We now have a short list of attributes related to the region where the gene is located.
3.5 using select()
To provide a more consistent interface for all annotations in the Bioconductor, select(), columns(), keytypes(), and keys() have been implemented to wrap some of the existing functions above. These methods are called the same way they are used in other parts of the project, except that they do not take the AnnotationDb derived class, but take the Mart derived class as their first parameter. Otherwise, the usage should be basically the same. You still use columns() to discover what can be extracted from the Mart and keytypes() to discover what can be used as the key for select().

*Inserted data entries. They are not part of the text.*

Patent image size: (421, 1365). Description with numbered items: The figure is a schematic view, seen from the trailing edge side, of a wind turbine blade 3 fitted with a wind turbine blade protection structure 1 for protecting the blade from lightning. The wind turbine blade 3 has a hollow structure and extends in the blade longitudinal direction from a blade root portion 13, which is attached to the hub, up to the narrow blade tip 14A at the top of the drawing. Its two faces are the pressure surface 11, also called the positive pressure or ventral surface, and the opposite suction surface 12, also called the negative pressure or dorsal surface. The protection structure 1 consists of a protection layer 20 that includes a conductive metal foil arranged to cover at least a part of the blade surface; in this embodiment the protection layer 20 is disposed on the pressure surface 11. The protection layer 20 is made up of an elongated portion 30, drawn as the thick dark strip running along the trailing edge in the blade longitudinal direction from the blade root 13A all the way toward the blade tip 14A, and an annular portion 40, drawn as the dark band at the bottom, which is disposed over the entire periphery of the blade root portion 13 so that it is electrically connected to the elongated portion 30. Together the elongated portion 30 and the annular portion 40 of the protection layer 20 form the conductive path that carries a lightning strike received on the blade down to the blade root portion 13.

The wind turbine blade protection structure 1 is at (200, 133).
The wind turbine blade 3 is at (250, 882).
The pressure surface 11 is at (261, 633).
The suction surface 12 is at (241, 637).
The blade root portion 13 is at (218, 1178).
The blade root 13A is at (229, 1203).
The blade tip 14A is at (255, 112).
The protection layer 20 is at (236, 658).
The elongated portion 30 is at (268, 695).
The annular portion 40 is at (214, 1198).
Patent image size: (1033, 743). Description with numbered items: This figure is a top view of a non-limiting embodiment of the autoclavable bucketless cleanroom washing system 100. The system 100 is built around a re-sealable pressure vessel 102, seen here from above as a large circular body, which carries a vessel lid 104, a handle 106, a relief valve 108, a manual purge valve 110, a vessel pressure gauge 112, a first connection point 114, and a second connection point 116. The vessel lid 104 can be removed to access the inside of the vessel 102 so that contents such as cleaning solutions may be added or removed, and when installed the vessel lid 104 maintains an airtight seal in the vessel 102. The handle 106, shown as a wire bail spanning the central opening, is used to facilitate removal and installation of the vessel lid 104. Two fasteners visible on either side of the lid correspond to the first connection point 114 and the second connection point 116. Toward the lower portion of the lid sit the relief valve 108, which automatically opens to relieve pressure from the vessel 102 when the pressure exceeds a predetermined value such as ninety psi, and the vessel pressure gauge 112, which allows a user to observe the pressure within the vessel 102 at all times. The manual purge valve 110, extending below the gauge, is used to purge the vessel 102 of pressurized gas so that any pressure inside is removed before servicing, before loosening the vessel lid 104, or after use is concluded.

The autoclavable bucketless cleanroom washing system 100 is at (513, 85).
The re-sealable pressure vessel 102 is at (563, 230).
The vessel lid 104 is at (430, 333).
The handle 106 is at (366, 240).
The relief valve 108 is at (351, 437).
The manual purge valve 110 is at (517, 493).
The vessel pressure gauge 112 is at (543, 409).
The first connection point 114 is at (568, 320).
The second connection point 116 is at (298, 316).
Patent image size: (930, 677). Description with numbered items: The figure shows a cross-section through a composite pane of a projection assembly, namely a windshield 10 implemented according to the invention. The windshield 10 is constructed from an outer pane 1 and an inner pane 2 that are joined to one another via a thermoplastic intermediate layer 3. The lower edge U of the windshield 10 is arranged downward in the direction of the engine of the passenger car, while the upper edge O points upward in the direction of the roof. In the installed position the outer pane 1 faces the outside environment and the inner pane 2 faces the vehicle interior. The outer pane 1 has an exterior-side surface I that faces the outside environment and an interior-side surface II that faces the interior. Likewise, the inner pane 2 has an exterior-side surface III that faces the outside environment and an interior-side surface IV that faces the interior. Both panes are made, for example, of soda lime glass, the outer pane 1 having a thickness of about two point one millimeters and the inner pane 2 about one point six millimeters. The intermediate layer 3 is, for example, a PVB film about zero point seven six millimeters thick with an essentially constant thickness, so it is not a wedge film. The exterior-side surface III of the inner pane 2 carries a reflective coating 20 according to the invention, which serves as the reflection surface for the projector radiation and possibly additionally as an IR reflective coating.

> mart <- useEnsembl(dataset = "hsapiens_gene_ensembl", biomart='ensembl') > head(keytypes(mart),n=3)  "affy_hc_g110" "affy_hg_focus" "affy_hg_u133_plus_2" > head(columns(mart), n = 3)  "3_utr_end" "3_utr_end" "3_utr_start"
You can still use keys() to extract potential keys for a particular key type.
> k = keys(mart, keytype="chromosome_name") > head(k, n=3)  "1" "2" "3"
With keys(), you can even take advantage of the additional parameters available to other key methods
> k = keys(mart, keytype="chromosome_name", pattern="LRG") > head(k, n=3) character(0)
Unfortunately, the keys() method is not applicable to all key types because they are not all supported.
But you can still use select() here to extract data columns that match a particular keyset (this is basically a wrapper for getBM()).
> affy=c("202763_at","209310_s_at","207500_at") > select(mart, keys=affy, columns=c('affy_hg_u133_plus_2','entrezgene_id'), keytype='affy_hg_u133_plus_2') affy_hg_u133_plus_2 entrezgene_id 1 202763_at 836 2 209310_s_at 837 3 207500_at 838
So why do we do this when we already have a function like getBM()? There are two reasons: 1) for those who are familiar with select and its auxiliary methods, they can now continue to use biomaRt to make the same type of calls they are already familiar with; 2) Because select methods are implemented in many places elsewhere, the fact that these methods are shared allows more convenient programmatic access to all these resources. An example package that takes advantage of this is the OrganismDbi package. Multiple packages can be accessed as one resource.
To save time and computational resources, biomaRt will try to identify when you rerun the previously executed query. Each time you run a new query, the results are saved to the cache on your computer. If a query is recognized as having been run before instead of submitting the query to the server, the results are loaded from the cache.
You can use the biomartCacheInfo() function to get some information about the cache size and location:
> biomartCacheInfo() biomaRt cache - Location: C:\Users\MSI\AppData\Local/biomaRt/biomaRt/Cache - No. of files: 2 - Total size: 239 bytes
You can delete the cache using the command biomartCacheClear(). This will delete all cached files.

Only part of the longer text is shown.